Ambidextrous Mice: Southpaw’s Special
Most left-handed gamers — like you really are — simply grin and bear when it comes to mice, using our right hands just as much as our cruel anti-sinister oppressors. But for those who refuse to compromise, gaming hardware companies do it they offer several options for the left side — or, more often, ambidextral options, with perfectly symmetrical bodies and buttons instead of bodies curved for the right hand. Most of them use a relatively simple arrangement of shooter-style buttons with thumb buttons on both sides, assuming that players will disable the buttons for their hand. Some even come with replaceable blank parts for unused buttons.
One of the best left-handed products that money can buy is the Razer Viper. Its ambidextral design allows both left-handers and right-handers to enjoy its lightweight profile, while also having one of the best sensors on the market – giving you superior in-game performance. Other options include the Corsair M55 RGB Pro and the Razer Naga Left-Handed Edition.
Lightweight, ambidextrous and with a handful of programmable buttons, the Razer Viper is a solid, easy choice for left-handed gamers. It also has a 16,000 DPI 5G optical sensor, which means you won’t have a problem keeping up with the competition.
Mobile mice: good companions for gaming laptops
For gamers on the move, some manufacturers offer smaller, more portable versions of their mouse designs. Although these are often wireless and much lighter than standard gaming mice, they also offer a special advantage to players who prefer a top-holding style, as the smaller body can be maneuvered more easily while physically less touching the mouse.
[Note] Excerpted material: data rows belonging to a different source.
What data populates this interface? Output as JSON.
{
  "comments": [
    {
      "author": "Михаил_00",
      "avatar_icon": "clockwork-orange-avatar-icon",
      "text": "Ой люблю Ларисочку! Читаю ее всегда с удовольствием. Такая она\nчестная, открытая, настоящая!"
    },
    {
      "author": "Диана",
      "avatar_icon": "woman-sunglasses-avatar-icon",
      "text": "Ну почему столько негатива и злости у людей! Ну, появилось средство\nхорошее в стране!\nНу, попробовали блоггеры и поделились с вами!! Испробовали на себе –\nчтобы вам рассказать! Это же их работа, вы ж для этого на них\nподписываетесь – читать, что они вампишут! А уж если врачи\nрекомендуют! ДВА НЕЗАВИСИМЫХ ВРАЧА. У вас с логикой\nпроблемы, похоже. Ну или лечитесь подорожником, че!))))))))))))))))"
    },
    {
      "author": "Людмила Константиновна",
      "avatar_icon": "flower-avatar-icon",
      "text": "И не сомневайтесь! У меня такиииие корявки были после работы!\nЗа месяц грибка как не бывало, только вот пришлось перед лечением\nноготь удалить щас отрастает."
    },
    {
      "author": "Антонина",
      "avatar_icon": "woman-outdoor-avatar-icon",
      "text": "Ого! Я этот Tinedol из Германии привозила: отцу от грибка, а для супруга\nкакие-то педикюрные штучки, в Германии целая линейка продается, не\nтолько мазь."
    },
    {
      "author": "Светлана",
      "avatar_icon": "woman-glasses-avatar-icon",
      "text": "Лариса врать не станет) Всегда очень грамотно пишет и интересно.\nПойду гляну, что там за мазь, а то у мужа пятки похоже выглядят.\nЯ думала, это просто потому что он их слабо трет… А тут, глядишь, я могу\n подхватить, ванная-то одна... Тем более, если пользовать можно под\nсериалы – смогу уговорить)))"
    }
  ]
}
This category of game mice is underrepresented, because inserting top components into the small form factor is not easy. The Razer Orochi V2 is one of the few great recommendations in this category, although you would be well served if you carefully pack your favorite standard size product and give up a few inches of bag space.
Razer Orochi V2
Razer Orochi offers two different types of wireless connection, which facilitates the transition from performing everyday tasks to participating in competitive ranked matches. It’s a bit expensive, but the high-quality components and up to 950 hours of battery life make it a solid choice for every player on the go.
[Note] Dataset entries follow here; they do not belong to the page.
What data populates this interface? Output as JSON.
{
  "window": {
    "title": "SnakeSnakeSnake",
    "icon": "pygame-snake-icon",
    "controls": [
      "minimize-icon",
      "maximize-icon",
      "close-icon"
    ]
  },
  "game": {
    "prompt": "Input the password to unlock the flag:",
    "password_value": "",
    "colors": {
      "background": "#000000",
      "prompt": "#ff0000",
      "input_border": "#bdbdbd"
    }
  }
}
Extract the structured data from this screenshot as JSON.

With all this in mind, you should be able to narrow down your search considerably. What kind of mouse are you looking for? What grip are you using? Do you care about additional features such as RGB lighting and profiles on the device, or will any software do the trick? The market for gaming mice may seem huge, but once you reduce the things that really matter, it should be easy for you to find the perfect one for you.